Qliance is like a health club membership, but for health care. Your membership gives you unrestricted access to your Qliance clinician and services for one monthly fee. Instead of dealing with costly overhead, we reinvest that 40¢ in our clinics, electronic medical records and in patient services. You experience shorter wait times, longer appointments and lower costs."
From the WSJ: "Qliance operates three clinics in the Seattle area that offer primary care treatment to patients who pay a monthly membership fee ranging between $44 and $84, depending on their age. The company accepts no form of health insurance for its services. Qliance intends to use its financing to expand in Washington State, with plans to open clinics beyond the state as early as next year.
The company argues that its care covers roughly 90% of the medical issues that people see doctors for, from checkups to minor fractures to vaccinations, as well as ongoing care for chronic illnesses like hypertension. Qliance members typically pay other companies for insurance to cover emergency procedures and serious illnesses, such as cancer.
Qliance is betting it can profit by wringing many of the administrative costs out of health, especially the overhead that comes with haggling with insurance companies and billing patients. The company’s clinics are open seven days a week and says its doctors are able to spend more time with patients – at least a half-hour for routine appointments and an hour for physicals – than most physicians who take insurance do."

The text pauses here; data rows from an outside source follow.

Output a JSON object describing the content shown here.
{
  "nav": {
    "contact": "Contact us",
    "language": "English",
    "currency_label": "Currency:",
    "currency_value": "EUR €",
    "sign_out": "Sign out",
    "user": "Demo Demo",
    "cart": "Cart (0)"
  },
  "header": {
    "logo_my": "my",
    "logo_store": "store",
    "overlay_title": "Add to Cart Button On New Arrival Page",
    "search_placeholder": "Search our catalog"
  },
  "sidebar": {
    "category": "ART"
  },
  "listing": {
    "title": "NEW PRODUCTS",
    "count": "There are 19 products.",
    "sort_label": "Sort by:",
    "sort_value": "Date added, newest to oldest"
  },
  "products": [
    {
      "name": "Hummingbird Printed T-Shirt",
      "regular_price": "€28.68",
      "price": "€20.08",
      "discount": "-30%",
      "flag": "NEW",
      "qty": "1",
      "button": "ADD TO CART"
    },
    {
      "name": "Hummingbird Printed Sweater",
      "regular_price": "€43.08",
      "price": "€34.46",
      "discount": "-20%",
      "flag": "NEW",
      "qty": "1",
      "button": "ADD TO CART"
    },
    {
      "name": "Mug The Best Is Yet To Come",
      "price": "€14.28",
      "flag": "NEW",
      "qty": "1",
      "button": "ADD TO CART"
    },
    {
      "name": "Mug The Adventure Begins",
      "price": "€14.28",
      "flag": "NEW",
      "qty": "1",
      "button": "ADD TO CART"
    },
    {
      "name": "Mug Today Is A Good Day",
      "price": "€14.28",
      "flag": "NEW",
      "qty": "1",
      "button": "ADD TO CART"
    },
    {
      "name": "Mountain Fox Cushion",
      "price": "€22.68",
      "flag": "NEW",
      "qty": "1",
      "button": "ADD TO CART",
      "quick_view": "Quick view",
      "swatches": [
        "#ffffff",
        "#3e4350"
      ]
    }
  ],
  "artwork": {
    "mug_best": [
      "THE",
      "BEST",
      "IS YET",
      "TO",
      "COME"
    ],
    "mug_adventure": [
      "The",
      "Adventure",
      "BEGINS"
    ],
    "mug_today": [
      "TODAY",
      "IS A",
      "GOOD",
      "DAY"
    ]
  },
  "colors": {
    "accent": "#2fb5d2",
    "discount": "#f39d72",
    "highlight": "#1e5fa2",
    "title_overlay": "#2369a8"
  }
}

MP: This is another great example of an innovative, market-based approach to health care (similar to the 1,171 retail health clinics currently operating in 40 states, but with expanded services) that continue to develop, despite the government takeover of the health care system. By eliminating insurance and billing overhead, Qliance gets the monthly cost of health care down to about the same cost of a monthly cell phone plan. Unfortunately, Obamacare will send costs in exactly the opposite direction - higher and higher with an increase in bureaucracy, overhead and paperwork.